Капитан Трафальгар (сборник) - Лори Андре. Страница 151

С этими словами карлик снял с пальца большой перстень, хрустальный камень которого разом открылся при нажиме какой-то пружины. Каддур поднес его к своим губам и сказал:

— Это перстень Эбли, ангела смерти, который ведет меня в жилище блаженных!… — И точно пораженный громом Каддур упал навзничь.

Все столпились вокруг него. Доктор первый склонился над ним, но это был уже безжизненный труп, он даже похолодел, пульс совершенно прекратился; глаза остановились и сделались точно стеклянные; сердце не билось…

— Смерть наступила моментально! — сказал доктор даже как будто с сожалением, — ни конвульсий, ни агонии, хотя бы непродолжительной. Это какой-то мгновенный яд, нечто вроде цианистого калия, который один только может действовать таким образом.

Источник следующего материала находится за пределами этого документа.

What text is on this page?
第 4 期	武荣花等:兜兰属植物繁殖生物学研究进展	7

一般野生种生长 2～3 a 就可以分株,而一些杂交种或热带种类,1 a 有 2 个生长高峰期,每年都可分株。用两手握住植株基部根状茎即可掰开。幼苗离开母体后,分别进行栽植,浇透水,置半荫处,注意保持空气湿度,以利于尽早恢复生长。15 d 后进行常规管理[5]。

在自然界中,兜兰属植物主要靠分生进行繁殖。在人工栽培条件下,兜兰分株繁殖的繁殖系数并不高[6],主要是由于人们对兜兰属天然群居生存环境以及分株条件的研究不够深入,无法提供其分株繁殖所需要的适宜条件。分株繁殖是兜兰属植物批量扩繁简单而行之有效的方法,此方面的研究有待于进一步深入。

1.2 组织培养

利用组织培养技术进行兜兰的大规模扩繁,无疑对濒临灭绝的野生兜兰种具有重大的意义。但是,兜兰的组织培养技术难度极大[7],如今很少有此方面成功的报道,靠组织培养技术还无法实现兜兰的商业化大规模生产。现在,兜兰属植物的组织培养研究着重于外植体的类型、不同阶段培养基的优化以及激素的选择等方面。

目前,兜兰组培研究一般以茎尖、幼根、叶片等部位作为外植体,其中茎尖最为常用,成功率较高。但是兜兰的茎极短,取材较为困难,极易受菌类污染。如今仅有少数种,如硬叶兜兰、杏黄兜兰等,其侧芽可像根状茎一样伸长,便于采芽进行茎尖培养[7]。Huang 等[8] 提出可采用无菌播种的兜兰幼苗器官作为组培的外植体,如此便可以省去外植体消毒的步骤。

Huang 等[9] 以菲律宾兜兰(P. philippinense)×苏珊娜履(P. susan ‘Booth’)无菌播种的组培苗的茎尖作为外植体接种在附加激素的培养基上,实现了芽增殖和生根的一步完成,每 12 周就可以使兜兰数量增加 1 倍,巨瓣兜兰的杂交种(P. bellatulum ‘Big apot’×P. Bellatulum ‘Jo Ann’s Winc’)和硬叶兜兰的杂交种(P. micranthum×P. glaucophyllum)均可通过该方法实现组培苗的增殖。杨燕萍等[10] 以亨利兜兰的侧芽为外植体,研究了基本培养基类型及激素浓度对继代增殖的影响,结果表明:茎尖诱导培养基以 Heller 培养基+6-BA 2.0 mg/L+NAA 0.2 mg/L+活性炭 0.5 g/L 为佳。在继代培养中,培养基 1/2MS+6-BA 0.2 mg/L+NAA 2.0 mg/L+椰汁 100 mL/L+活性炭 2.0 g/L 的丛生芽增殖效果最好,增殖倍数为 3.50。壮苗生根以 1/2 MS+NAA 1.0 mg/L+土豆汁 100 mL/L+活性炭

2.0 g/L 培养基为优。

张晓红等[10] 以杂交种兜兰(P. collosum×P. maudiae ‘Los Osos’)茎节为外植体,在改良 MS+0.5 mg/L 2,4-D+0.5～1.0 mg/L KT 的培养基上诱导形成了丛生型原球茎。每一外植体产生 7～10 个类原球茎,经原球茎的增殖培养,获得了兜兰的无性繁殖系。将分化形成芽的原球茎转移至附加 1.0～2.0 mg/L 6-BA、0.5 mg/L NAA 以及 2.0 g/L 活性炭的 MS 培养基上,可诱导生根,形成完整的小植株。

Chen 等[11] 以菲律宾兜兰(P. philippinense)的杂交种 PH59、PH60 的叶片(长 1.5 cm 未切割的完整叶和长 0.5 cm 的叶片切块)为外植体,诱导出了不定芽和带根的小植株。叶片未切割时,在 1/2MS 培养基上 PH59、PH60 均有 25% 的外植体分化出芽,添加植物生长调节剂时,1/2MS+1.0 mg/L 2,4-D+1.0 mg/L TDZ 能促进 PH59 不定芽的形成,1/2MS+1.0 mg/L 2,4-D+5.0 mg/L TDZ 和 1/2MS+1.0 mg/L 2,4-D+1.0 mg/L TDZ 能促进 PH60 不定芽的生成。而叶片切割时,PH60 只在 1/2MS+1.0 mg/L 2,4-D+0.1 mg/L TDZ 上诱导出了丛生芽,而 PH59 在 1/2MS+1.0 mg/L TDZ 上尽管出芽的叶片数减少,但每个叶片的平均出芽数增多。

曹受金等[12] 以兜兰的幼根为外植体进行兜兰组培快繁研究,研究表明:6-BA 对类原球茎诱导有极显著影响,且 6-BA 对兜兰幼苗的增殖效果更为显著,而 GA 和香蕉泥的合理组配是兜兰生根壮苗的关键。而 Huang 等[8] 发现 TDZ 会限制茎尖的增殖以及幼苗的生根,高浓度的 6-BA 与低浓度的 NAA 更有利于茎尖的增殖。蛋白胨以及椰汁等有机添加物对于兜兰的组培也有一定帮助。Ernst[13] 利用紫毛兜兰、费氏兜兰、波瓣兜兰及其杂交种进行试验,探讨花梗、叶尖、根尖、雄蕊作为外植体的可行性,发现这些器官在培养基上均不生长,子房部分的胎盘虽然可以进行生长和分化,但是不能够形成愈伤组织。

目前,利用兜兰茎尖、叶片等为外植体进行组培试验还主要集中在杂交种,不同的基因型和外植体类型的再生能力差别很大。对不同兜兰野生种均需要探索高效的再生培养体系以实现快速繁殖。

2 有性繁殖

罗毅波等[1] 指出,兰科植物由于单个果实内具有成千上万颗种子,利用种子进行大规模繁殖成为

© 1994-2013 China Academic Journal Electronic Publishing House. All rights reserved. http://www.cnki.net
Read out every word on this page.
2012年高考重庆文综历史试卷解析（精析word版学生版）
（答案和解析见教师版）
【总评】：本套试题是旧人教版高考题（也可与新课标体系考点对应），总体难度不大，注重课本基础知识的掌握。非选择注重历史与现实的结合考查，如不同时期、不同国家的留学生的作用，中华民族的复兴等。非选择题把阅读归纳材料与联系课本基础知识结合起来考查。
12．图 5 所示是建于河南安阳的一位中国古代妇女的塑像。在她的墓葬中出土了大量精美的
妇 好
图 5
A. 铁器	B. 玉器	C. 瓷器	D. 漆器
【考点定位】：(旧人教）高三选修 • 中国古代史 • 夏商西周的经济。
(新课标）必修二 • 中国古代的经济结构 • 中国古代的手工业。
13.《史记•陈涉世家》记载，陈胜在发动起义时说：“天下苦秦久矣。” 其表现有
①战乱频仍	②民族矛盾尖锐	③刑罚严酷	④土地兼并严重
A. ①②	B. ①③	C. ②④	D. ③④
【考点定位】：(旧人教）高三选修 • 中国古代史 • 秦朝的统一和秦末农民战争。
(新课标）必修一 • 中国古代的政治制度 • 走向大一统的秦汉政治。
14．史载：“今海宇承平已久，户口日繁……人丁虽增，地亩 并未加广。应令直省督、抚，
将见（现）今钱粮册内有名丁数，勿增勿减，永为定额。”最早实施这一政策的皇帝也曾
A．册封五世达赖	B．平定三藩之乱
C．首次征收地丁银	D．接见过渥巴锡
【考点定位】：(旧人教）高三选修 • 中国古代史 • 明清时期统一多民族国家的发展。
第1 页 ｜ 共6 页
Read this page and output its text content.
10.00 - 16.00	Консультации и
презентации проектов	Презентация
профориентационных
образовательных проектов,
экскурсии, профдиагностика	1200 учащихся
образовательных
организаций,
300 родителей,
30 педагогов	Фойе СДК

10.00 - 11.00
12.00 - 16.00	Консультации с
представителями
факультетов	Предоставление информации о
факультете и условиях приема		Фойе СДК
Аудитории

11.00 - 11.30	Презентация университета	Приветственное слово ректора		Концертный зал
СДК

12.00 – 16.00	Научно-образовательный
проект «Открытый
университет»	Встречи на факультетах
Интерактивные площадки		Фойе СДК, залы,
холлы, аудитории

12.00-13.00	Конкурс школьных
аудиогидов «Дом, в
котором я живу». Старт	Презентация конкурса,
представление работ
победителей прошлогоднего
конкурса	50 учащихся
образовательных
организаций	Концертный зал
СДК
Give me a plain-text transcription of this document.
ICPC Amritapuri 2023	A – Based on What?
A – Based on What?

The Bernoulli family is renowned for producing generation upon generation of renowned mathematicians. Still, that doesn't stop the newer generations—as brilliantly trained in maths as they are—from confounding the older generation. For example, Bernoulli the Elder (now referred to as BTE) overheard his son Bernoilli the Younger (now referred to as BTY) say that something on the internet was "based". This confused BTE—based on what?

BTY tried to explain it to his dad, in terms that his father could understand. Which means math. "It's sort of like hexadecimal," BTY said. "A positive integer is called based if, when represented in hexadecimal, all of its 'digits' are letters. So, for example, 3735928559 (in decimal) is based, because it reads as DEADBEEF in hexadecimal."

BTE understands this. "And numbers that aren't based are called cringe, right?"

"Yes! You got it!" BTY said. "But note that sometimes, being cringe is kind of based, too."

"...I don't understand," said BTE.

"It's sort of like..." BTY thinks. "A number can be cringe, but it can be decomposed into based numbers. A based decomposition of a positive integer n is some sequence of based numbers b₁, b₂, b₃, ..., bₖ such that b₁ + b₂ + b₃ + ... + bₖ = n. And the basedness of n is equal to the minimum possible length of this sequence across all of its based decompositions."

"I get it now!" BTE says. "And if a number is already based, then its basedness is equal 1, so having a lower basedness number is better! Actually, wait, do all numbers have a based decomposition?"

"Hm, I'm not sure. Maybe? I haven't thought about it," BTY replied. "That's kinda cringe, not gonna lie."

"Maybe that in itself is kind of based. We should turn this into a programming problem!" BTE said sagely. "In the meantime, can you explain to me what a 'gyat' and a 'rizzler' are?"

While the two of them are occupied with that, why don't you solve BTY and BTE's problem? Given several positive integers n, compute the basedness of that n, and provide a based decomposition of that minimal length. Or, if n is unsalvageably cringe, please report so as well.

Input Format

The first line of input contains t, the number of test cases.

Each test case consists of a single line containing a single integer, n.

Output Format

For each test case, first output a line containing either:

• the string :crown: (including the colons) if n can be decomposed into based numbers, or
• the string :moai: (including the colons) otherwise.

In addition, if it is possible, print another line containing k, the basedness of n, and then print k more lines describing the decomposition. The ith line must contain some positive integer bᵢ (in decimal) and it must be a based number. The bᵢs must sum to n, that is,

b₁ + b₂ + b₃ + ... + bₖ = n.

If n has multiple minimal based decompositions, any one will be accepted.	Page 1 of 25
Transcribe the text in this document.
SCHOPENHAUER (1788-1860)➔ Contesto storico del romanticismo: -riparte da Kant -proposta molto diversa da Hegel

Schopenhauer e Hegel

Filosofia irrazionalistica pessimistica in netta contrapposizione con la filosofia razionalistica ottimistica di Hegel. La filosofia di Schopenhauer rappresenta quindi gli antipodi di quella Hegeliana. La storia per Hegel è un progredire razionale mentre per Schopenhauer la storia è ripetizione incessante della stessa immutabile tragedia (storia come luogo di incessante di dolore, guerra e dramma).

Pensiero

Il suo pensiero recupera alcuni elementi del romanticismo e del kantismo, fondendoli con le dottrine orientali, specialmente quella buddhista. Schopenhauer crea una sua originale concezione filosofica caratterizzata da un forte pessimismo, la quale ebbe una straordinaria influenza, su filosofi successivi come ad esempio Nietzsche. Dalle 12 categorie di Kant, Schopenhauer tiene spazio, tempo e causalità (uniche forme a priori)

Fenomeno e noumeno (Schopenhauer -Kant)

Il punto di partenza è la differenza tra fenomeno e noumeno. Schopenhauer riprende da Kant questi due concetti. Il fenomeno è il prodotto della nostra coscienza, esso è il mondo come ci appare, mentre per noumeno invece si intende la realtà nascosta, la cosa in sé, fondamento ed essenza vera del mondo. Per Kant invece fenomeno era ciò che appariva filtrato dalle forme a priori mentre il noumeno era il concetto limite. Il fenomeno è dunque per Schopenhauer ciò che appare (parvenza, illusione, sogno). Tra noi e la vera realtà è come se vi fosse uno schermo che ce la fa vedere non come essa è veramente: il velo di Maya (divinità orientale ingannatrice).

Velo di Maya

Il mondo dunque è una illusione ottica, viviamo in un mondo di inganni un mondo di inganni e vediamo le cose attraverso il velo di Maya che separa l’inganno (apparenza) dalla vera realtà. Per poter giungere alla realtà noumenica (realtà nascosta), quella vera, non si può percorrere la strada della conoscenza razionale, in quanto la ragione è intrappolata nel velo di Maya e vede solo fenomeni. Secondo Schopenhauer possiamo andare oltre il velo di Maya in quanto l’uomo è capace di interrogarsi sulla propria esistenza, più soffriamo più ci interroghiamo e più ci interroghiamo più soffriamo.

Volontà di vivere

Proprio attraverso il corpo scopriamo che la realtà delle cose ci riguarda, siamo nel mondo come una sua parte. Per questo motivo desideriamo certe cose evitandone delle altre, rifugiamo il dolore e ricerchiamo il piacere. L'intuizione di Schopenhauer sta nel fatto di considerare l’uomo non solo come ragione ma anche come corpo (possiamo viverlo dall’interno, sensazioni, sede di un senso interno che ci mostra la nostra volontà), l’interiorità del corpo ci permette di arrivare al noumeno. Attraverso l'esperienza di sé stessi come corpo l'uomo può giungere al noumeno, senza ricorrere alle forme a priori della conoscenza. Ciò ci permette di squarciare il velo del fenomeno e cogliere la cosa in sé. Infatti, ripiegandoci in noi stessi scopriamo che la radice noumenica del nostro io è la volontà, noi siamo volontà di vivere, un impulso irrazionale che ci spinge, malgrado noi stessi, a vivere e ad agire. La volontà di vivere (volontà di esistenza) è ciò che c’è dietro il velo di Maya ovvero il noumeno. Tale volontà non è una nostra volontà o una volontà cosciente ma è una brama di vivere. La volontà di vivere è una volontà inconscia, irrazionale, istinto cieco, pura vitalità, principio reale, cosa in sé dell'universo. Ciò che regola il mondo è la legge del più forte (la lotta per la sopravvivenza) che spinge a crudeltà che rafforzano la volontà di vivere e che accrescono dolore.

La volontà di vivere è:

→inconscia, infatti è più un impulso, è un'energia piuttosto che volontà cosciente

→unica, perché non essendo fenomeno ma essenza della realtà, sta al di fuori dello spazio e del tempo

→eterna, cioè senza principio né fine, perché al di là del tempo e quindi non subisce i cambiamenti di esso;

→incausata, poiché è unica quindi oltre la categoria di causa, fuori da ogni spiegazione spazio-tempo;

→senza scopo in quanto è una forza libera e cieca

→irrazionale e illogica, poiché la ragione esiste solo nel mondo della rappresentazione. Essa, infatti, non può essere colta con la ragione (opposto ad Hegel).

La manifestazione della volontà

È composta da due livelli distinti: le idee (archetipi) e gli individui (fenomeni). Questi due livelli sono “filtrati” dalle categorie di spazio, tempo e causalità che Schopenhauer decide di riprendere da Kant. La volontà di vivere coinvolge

Но что это за яд?

Он снял кольцо с руки покойника… В нем едва оставался след какой-то голубоватой жидкости, но в таком малом количестве, что его никак нельзя было даже подвергнуть анализу; к тому же и эта крошечная росинка секунду спустя окончательно испарилась.

— Бедняга избавил нас от необходимости тратить на него патроны! — проговорил печально и задумчиво Норбер Моони, — это, конечно, лучшее, что он мог сделать! Надо, однако, отдать ему справедливость, он смело и с достоинством встретил смерть! — добавил он и отошел в сторону, затем отдал приказание, чтобы тело было отнесено обратно в тюрьму и завтра же приготовлено к погребению по мусульманскому обычаю.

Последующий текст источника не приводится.